Segundo os pesquisadores responsáveis pelo Observatório Covid-19, o quadro atual pode representar uma desaceleração da pandemia, com a formação de um novo patamar, como o ocorrido em meados de 2020, porém com números muito mais elevados de casos graves e óbitos, que revelam a intensa circulação do vírus no país. “Esse conjunto de indicadores, que vêm sendo monitorados pelo Observatório Covid-19 Fiocruz, mostram que a pandemia pode permanecer em níveis críticos ao longo das próximas semanas”.

Diante desse cenário, os pesquisadores do boletim alertam que a flexibilização sem um controle rigoroso das medidas de distanciamento físico e social pode retomar o ritmo acelerado da transmissão no novo coronavírus, com a “produção” de novos casos, muitos deles graves, e a ascensão da curva das internações e taxas de ocupação de leitos.

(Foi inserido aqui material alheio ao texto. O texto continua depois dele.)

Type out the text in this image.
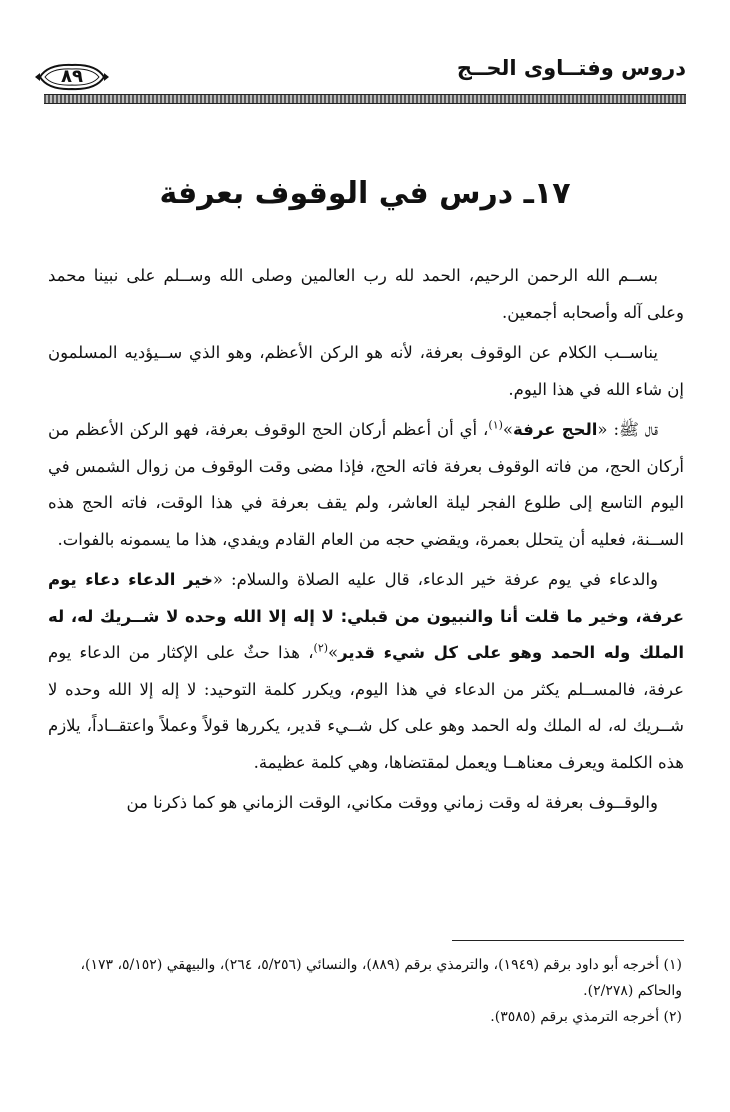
دروس وفتــاوى الحــج
٨٩
١٧ـ درس في الوقوف بعرفة

بســم الله الرحمن الرحيم، الحمد لله رب العالمين وصلى الله وســلم على نبينا محمد وعلى آله وأصحابه أجمعين.

يناســب الكلام عن الوقوف بعرفة، لأنه هو الركن الأعظم، وهو الذي ســيؤديه المسلمون إن شاء الله في هذا اليوم.

قال ﷺ: «الحج عرفة»$^{(١)}$، أي أن أعظم أركان الحج الوقوف بعرفة، فهو الركن الأعظم من أركان الحج، من فاته الوقوف بعرفة فاته الحج، فإذا مضى وقت الوقوف من زوال الشمس في اليوم التاسع إلى طلوع الفجر ليلة العاشر، ولم يقف بعرفة في هذا الوقت، فاته الحج هذه الســنة، فعليه أن يتحلل بعمرة، ويقضي حجه من العام القادم ويفدي، هذا ما يسمونه بالفوات.

والدعاء في يوم عرفة خير الدعاء، قال عليه الصلاة والسلام: «خير الدعاء دعاء يوم عرفة، وخير ما قلت أنا والنبيون من قبلي: لا إله إلا الله وحده لا شــريك له، له الملك وله الحمد وهو على كل شيء قدير»$^{(٢)}$، هذا حثٌ على الإكثار من الدعاء يوم عرفة، فالمســلم يكثر من الدعاء في هذا اليوم، ويكرر كلمة التوحيد: لا إله إلا الله وحده لا شــريك له، له الملك وله الحمد وهو على كل شــيء قدير، يكررها قولاً وعملاً واعتقــاداً، يلازم هذه الكلمة ويعرف معناهــا ويعمل لمقتضاها، وهي كلمة عظيمة.

والوقــوف بعرفة له وقت زماني ووقت مكاني، الوقت الزماني هو كما ذكرنا من

(١) أخرجه أبو داود برقم (١٩٤٩)، والترمذي برقم (٨٨٩)، والنسائي (٥/٢٥٦، ٢٦٤)، والبيهقي (٥/١٥٢، ١٧٣)، والحاكم (٢/٢٧٨).
(٢) أخرجه الترمذي برقم (٣٥٨٥).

“A integração entre Atenção Primária à Saúde e a Vigilância em Saúde deve ser intensificada para otimizar os processos de triagem de casos graves, seu encaminhamento para serviços de saúde mais complexos, bem como a identificação e aconselhamento de contatos para medidas de proteção e quarentena. Além disso, a reorganização e ampliação da estratégia de testagem é essencial para evitar novos casos, bem como reduzir a pressão sobre os serviços hospitalares”, indicam os pesquisadores.